Ist es das Ende der Vertrauensarbeitszeit? „Nein“, betont der Verbandsjurist Merkel. „Vertrauensarbeitszeit bedeutet, dass die Beschäftigten die Lage ihrer Arbeitszeit unter Beachtung der Vorgaben des Arbeitszeitgesetzes frei bestimmen können – das ist auch weiterhin möglich.“ Allerdings müssten dem BAG zufolge auch Beschäftigte mit einer vereinbarten Vertrauensarbeitszeit ihre Arbeitszeiten erfassen.

Was bedeutet es für das Homeoffice? Die Pflicht zur Erfassung der Arbeitszeit besteht auch im Homeoffice. Bei der Art und Weise der Erfassung der Arbeitszeit haben Arbeitgeber und Beschäftigte jedoch bis zu einer anderslautenden gesetzlichen Regelung einen Gestaltungsspielraum.

Wer kontrolliert die ordnungsgemäße Erfassung der Arbeitszeiten? Der Arbeitgeber kann die Erfassung der Arbeitszeiten an die Mitarbeiter, etwa im Homeoffice oder im Außendienst, delegieren und sich nach Verbandsauffassung auf Stichprobenkontrollen beschränken. Eine regelmäßige Kontrolle der Arbeitszeiterfassung durch eine außerbetriebliche Instanz ist nicht vorgesehen. Letztlich wäre die Gewerbeaufsicht zuständig, die aber in der Regel lediglich nach Hinweisen tätig wird.

Welche Konsequenzen drohen infolge von Verstößen bei der Erfassung? Das Bundesarbeitsgericht verankert die Pflicht zur Erfassung der Arbeitszeit im allgemeinen Arbeitsschutz. Anders als bei Regelungen im Arbeitszeitgesetz droht daher dem Arbeitgeberverband UBW zufolge nicht unmittelbar ein Bußgeld. Vielmehr müsste zunächst eine Behörde anordnen, dass ein mangelhafter Zustand beseitigt wird.

Welche Reformwünsche gibt es? Aus Sicht der UBW sind Änderungen des Arbeitszeitgesetzes von 1993 dringlicher denn je. Es entspreche nicht mehr den Bedürfnissen einer modernen Arbeitswelt. Viele Arbeitnehmer forderten eine bessere Vereinbarkeit von Familie und Beruf; dazu passten aber keine starren Arbeitszeiten und uneingeschränkte Aufzeichnungspflichten. Arbeitnehmer möchten tagsüber ihre Arbeit unterbrechen können, um sich um die Familie zu kümmern oder um sich privaten Verpflichtungen zu widmen. Die Realität sehe nicht mehr so aus, dass alle Mitarbeiter morgens in der Fabrik einstempeln und am späten Nachmittag wieder ausstempeln.

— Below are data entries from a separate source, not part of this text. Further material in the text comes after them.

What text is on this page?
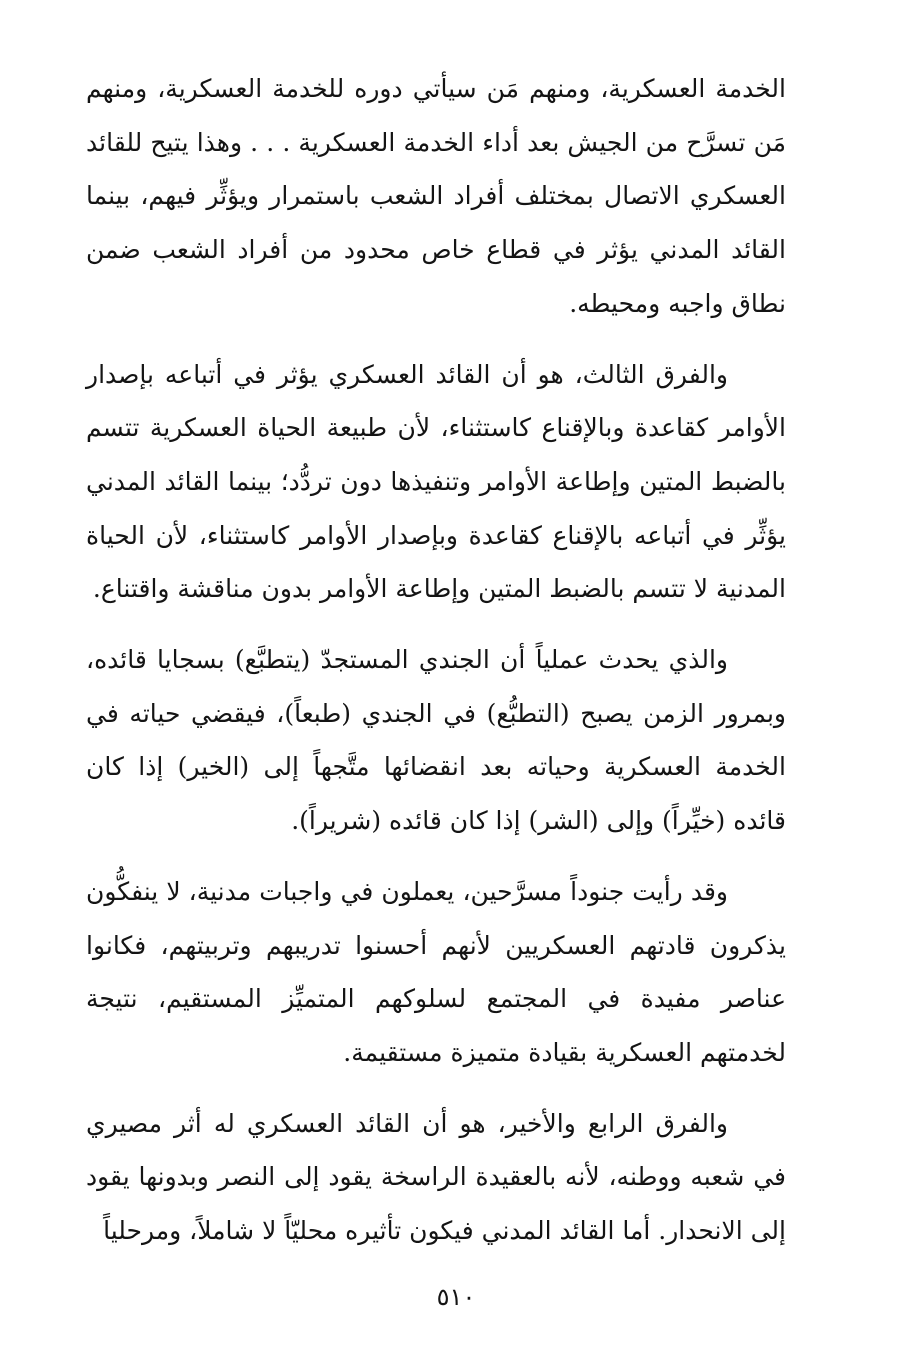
الخدمة العسكرية، ومنهم مَن سيأتي دوره للخدمة العسكرية، ومنهم مَن تسرَّح من الجيش بعد أداء الخدمة العسكرية . . . وهذا يتيح للقائد العسكري الاتصال بمختلف أفراد الشعب باستمرار ويؤثِّر فيهم، بينما القائد المدني يؤثر في قطاع خاص محدود من أفراد الشعب ضمن نطاق واجبه ومحيطه.

والفرق الثالث، هو أن القائد العسكري يؤثر في أتباعه بإصدار الأوامر كقاعدة وبالإقناع كاستثناء، لأن طبيعة الحياة العسكرية تتسم بالضبط المتين وإطاعة الأوامر وتنفيذها دون تردُّد؛ بينما القائد المدني يؤثِّر في أتباعه بالإقناع كقاعدة وبإصدار الأوامر كاستثناء، لأن الحياة المدنية لا تتسم بالضبط المتين وإطاعة الأوامر بدون مناقشة واقتناع.

والذي يحدث عملياً أن الجندي المستجدّ (يتطبَّع) بسجايا قائده، وبمرور الزمن يصبح (التطبُّع) في الجندي (طبعاً)، فيقضي حياته في الخدمة العسكرية وحياته بعد انقضائها متَّجهاً إلى (الخير) إذا كان قائده (خيِّراً) وإلى (الشر) إذا كان قائده (شريراً).

وقد رأيت جنوداً مسرَّحين، يعملون في واجبات مدنية، لا ينفكُّون يذكرون قادتهم العسكريين لأنهم أحسنوا تدريبهم وتربيتهم، فكانوا عناصر مفيدة في المجتمع لسلوكهم المتميِّز المستقيم، نتيجة لخدمتهم العسكرية بقيادة متميزة مستقيمة.

والفرق الرابع والأخير، هو أن القائد العسكري له أثر مصيري في شعبه ووطنه، لأنه بالعقيدة الراسخة يقود إلى النصر وبدونها يقود إلى الانحدار. أما القائد المدني فيكون تأثيره محليّاً لا شاملاً، ومرحلياً

٥١٠
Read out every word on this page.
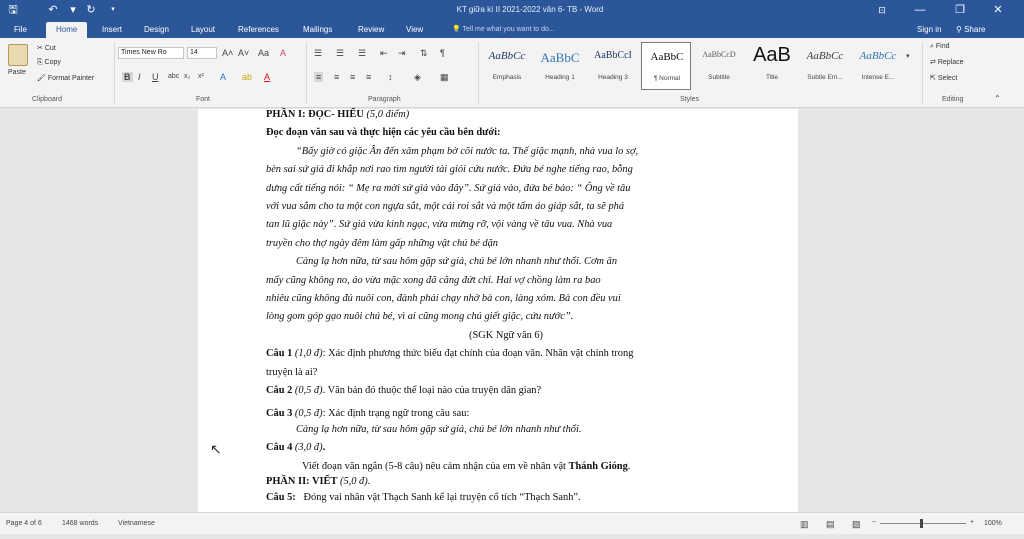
🖫	↶	▾ ↻	▾	KT giữa kì II 2021-2022 văn 6- TB - Word	⊡	—	❐	✕
File	Home	Insert	Design	Layout	References	Mailings	Review	View	💡 Tell me what you want to do...	Sign in ⚲ Share
Paste
✂ Cut
⎘ Copy
🖌 Format Painter
Clipboard
Times New Ro	14	A˄ A˅ Aa A
B I U abc x₂ x² A ab A
Font
☰ ☰ ☰ ⇤ ⇥ ⇅ ¶
≡ ≡ ≡ ≡ ↕ ◈ ▦
Paragraph
AaBbCc
Emphasis
AaBbC
Heading 1
AaBbCcI
Heading 3
AaBbC
¶ Normal
AaBbCcD
Subtitle
AaB
Title
AaBbCc
Subtle Em...
AaBbCc
Intense E...
▾
Styles
⌕ Find
⇄ Replace
⇱ Select
Editing	⌃

PHẦN I: ĐỌC- HIỂU (5,0 điểm)

Đọc đoạn văn sau và thực hiện các yêu cầu bên dưới:

“Bấy giờ có giặc Ân đến xâm phạm bờ cõi nước ta. Thế giặc mạnh, nhà vua lo sợ,

bèn sai sứ giả đi khắp nơi rao tìm người tài giỏi cứu nước. Đứa bé nghe tiếng rao, bỗng

dưng cất tiếng nói: “ Mẹ ra mời sứ giả vào đây”. Sứ giả vào, đứa bé bảo: “ Ông về tâu

với vua sắm cho ta một con ngựa sắt, một cái roi sắt và một tấm áo giáp sắt, ta sẽ phá

tan lũ giặc này”. Sứ giả vừa kinh ngạc, vừa mừng rỡ, vội vàng về tâu vua. Nhà vua

truyền cho thợ ngày đêm làm gấp những vật chú bé dặn

Càng lạ hơn nữa, từ sau hôm gặp sứ giả, chú bé lớn nhanh như thổi. Cơm ăn

mấy cũng không no, áo vừa mặc xong đã căng đứt chỉ. Hai vợ chồng làm ra bao

nhiêu cũng không đủ nuôi con, đành phải chạy nhờ bà con, làng xóm. Bà con đều vui

lòng gom góp gạo nuôi chú bé, vì ai cũng mong chú giết giặc, cứu nước”.

(SGK Ngữ văn 6)

Câu 1 (1,0 đ): Xác định phương thức biểu đạt chính của đoạn văn. Nhân vật chính trong

truyện là ai?

Câu 2 (0,5 đ). Văn bản đó thuộc thể loại nào của truyện dân gian?

Câu 3 (0,5 đ): Xác định trạng ngữ trong câu sau:

Càng lạ hơn nữa, từ sau hôm gặp sứ giả, chú bé lớn nhanh như thổi.

Câu 4 (3,0 đ).

Viết đoạn văn ngắn (5-8 câu) nêu cảm nhận của em về nhân vật Thánh Gióng.

PHẦN II: VIẾT (5,0 đ).

Câu 5: Đóng vai nhân vật Thạch Sanh kể lại truyện cổ tích “Thạch Sanh”.

↖
Page 4 of 6	1468 words	Vietnamese	▥ ▤ ▧ −	+ 100%
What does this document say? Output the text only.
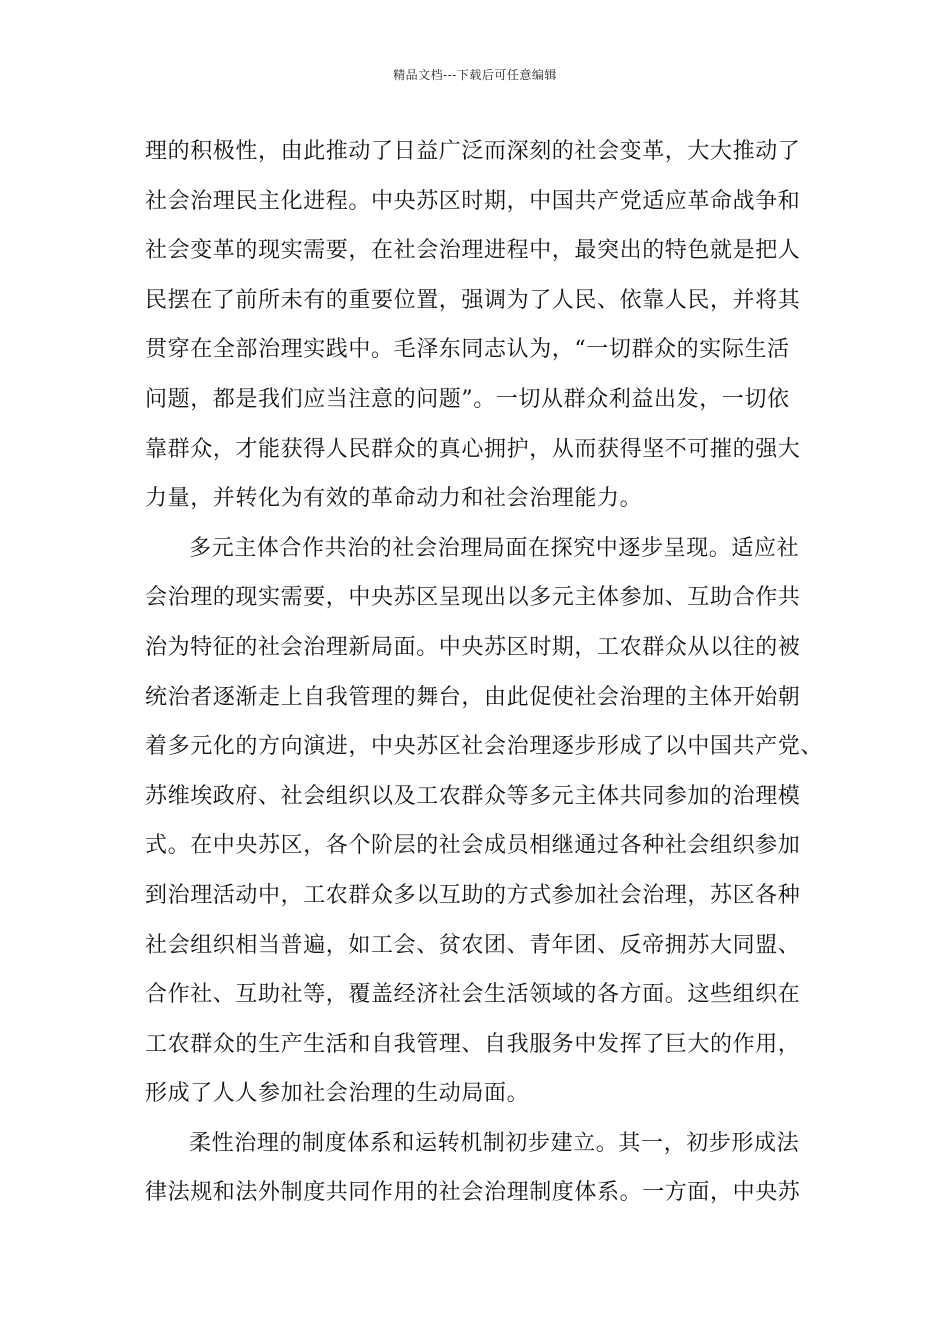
精品文档---下载后可任意编辑
理的积极性，由此推动了日益广泛而深刻的社会变革，大大推动了
社会治理民主化进程。中央苏区时期，中国共产党适应革命战争和
社会变革的现实需要，在社会治理进程中，最突出的特色就是把人
民摆在了前所未有的重要位置，强调为了人民、依靠人民，并将其
贯穿在全部治理实践中。毛泽东同志认为，“一切群众的实际生活
问题，都是我们应当注意的问题”。一切从群众利益出发，一切依
靠群众，才能获得人民群众的真心拥护，从而获得坚不可摧的强大
力量，并转化为有效的革命动力和社会治理能力。
多元主体合作共治的社会治理局面在探究中逐步呈现。适应社
会治理的现实需要，中央苏区呈现出以多元主体参加、互助合作共
治为特征的社会治理新局面。中央苏区时期，工农群众从以往的被
统治者逐渐走上自我管理的舞台，由此促使社会治理的主体开始朝
着多元化的方向演进，中央苏区社会治理逐步形成了以中国共产党、
苏维埃政府、社会组织以及工农群众等多元主体共同参加的治理模
式。在中央苏区，各个阶层的社会成员相继通过各种社会组织参加
到治理活动中，工农群众多以互助的方式参加社会治理，苏区各种
社会组织相当普遍，如工会、贫农团、青年团、反帝拥苏大同盟、
合作社、互助社等，覆盖经济社会生活领域的各方面。这些组织在
工农群众的生产生活和自我管理、自我服务中发挥了巨大的作用，
形成了人人参加社会治理的生动局面。
柔性治理的制度体系和运转机制初步建立。其一，初步形成法
律法规和法外制度共同作用的社会治理制度体系。一方面，中央苏
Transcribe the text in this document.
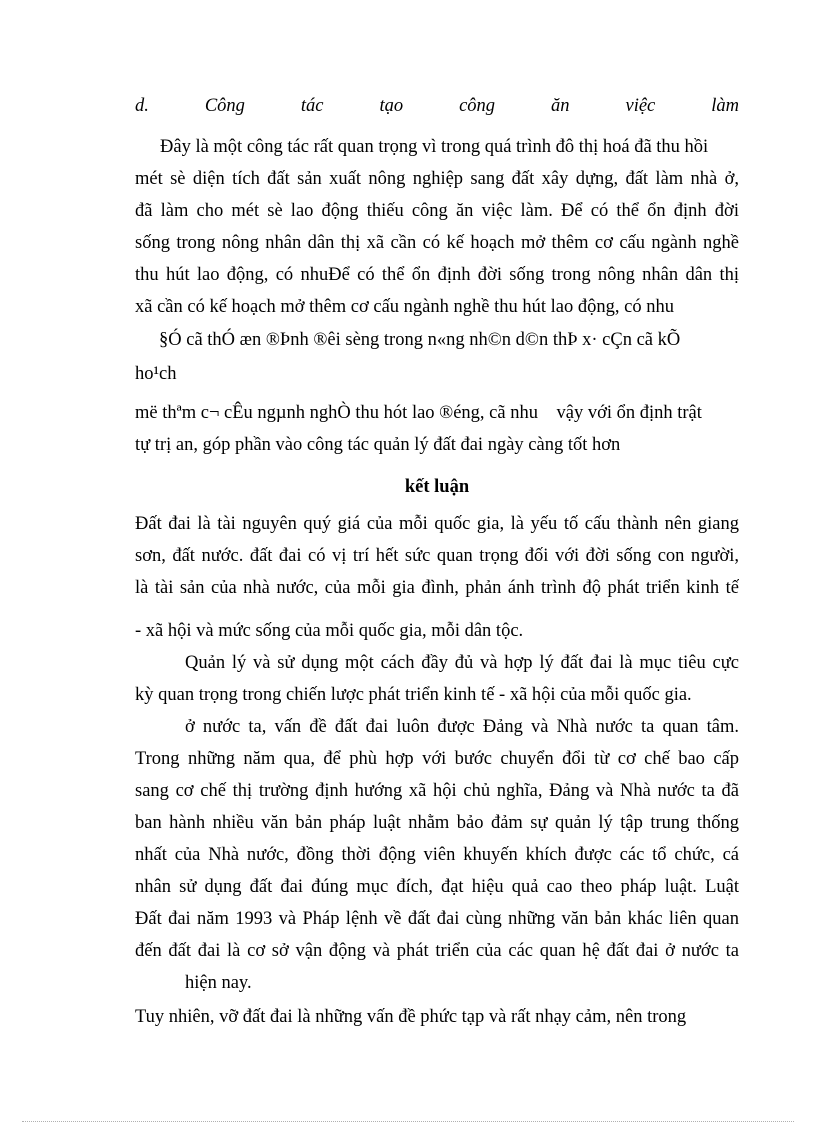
d.	Công	tác	tạo	công	ăn	việc	làm
Đây là một công tác rất quan trọng vì trong quá trình đô thị hoá đã thu hồi
mét sè diện tích đất sản xuất nông nghiệp sang đất xây dựng, đất làm nhà ở,
đã làm cho mét sè lao động thiếu công ăn việc làm. Để có thể ổn định đời
sống trong nông nhân dân thị xã cần có kế hoạch mở thêm cơ cấu ngành nghề
thu hút lao động, có nhuĐể có thể ổn định đời sống trong nông nhân dân thị
xã cần có kế hoạch mở thêm cơ cấu ngành nghề thu hút lao động, có nhu
§Ó cã thÓ æn ®Þnh ®êi sèng trong n«ng nh©n d©n thÞ x· cÇn cã kÕ
ho¹ch
më thªm c¬ cÊu ngµnh nghÒ thu hót lao ®éng, cã nhu    vậy với ổn định trật
tự trị an, góp phần vào công tác quản lý đất đai ngày càng tốt hơn
kết luận
Đất đai là tài nguyên quý giá của mỗi quốc gia, là yếu tố cấu thành nên giang
sơn, đất nước. đất đai có vị trí hết sức quan trọng đối với đời sống con người,
là tài sản của nhà nước, của mỗi gia đình, phản ánh trình độ phát triển kinh tế
- xã hội và mức sống của mỗi quốc gia, mỗi dân tộc.
Quản lý và sử dụng một cách đầy đủ và hợp lý đất đai là mục tiêu cực
kỳ quan trọng trong chiến lược phát triển kinh tế - xã hội của mỗi quốc gia.
ở nước ta, vấn đề đất đai luôn được Đảng và Nhà nước ta quan tâm.
Trong những năm qua, để phù hợp với bước chuyển đổi từ cơ chế bao cấp
sang cơ chế thị trường định hướng xã hội chủ nghĩa, Đảng và Nhà nước ta đã
ban hành nhiều văn bản pháp luật nhằm bảo đảm sự quản lý tập trung thống
nhất của Nhà nước, đồng thời động viên khuyến khích được các tổ chức, cá
nhân sử dụng đất đai đúng mục đích, đạt hiệu quả cao theo pháp luật. Luật
Đất đai năm 1993 và Pháp lệnh về đất đai cùng những văn bản khác liên quan
đến đất đai là cơ sở vận động và phát triển của các quan hệ đất đai ở nước ta
hiện nay.
Tuy nhiên, vỡ đất đai là những vấn đề phức tạp và rất nhạy cảm, nên trong
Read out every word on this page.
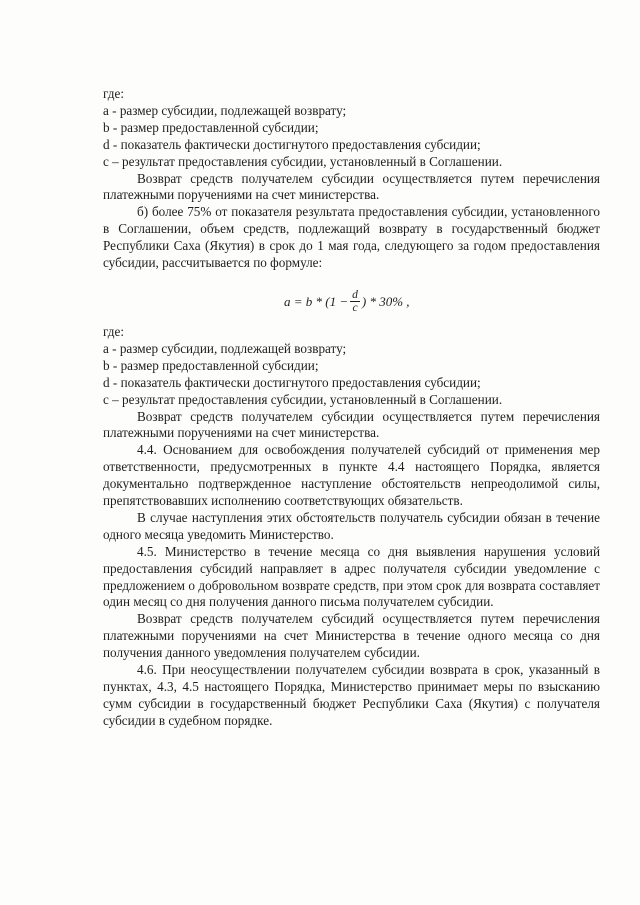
где:
а - размер субсидии, подлежащей возврату;
b - размер предоставленной субсидии;
d - показатель фактически достигнутого предоставления субсидии;
с – результат предоставления субсидии, установленный в Соглашении.
Возврат средств получателем субсидии осуществляется путем перечисления платежными поручениями на счет министерства.
б) более 75% от показателя результата предоставления субсидии, установленного в Соглашении, объем средств, подлежащий возврату в государственный бюджет Республики Саха (Якутия) в срок до 1 мая года, следующего за годом предоставления субсидии, рассчитывается по формуле:
где:
а - размер субсидии, подлежащей возврату;
b - размер предоставленной субсидии;
d - показатель фактически достигнутого предоставления субсидии;
с – результат предоставления субсидии, установленный в Соглашении.
Возврат средств получателем субсидии осуществляется путем перечисления платежными поручениями на счет министерства.
4.4. Основанием для освобождения получателей субсидий от применения мер ответственности, предусмотренных в пункте 4.4 настоящего Порядка, является документально подтвержденное наступление обстоятельств непреодолимой силы, препятствовавших исполнению соответствующих обязательств.
В случае наступления этих обстоятельств получатель субсидии обязан в течение одного месяца уведомить Министерство.
4.5. Министерство в течение месяца со дня выявления нарушения условий предоставления субсидий направляет в адрес получателя субсидии уведомление с предложением о добровольном возврате средств, при этом срок для возврата составляет один месяц со дня получения данного письма получателем субсидии.
Возврат средств получателем субсидий осуществляется путем перечисления платежными поручениями на счет Министерства в течение одного месяца со дня получения данного уведомления получателем субсидии.
4.6. При неосуществлении получателем субсидии возврата в срок, указанный в пунктах, 4.3, 4.5 настоящего Порядка, Министерство принимает меры по взысканию сумм субсидии в государственный бюджет Республики Саха (Якутия) с получателя субсидии в судебном порядке.
$a = b * (1 - \frac{d}{c}$ ) * 30% ,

Die Möglichkeiten der Arbeitszeitflexibilisierung, die nach der EU-Richtlinie bestehen, müssten ausgeschöpft werden, betont der Verband. Die Vorgaben des Arbeitszeitgesetzes zur täglichen Höchstarbeitszeit und den Ruhezeiten seien nicht mehr zeitgemäß. Hier müsse der Gesetzgeber beiden Seiten mehr Freiraum geben. Der DGB widerspricht diesen Forderungen gänzlich.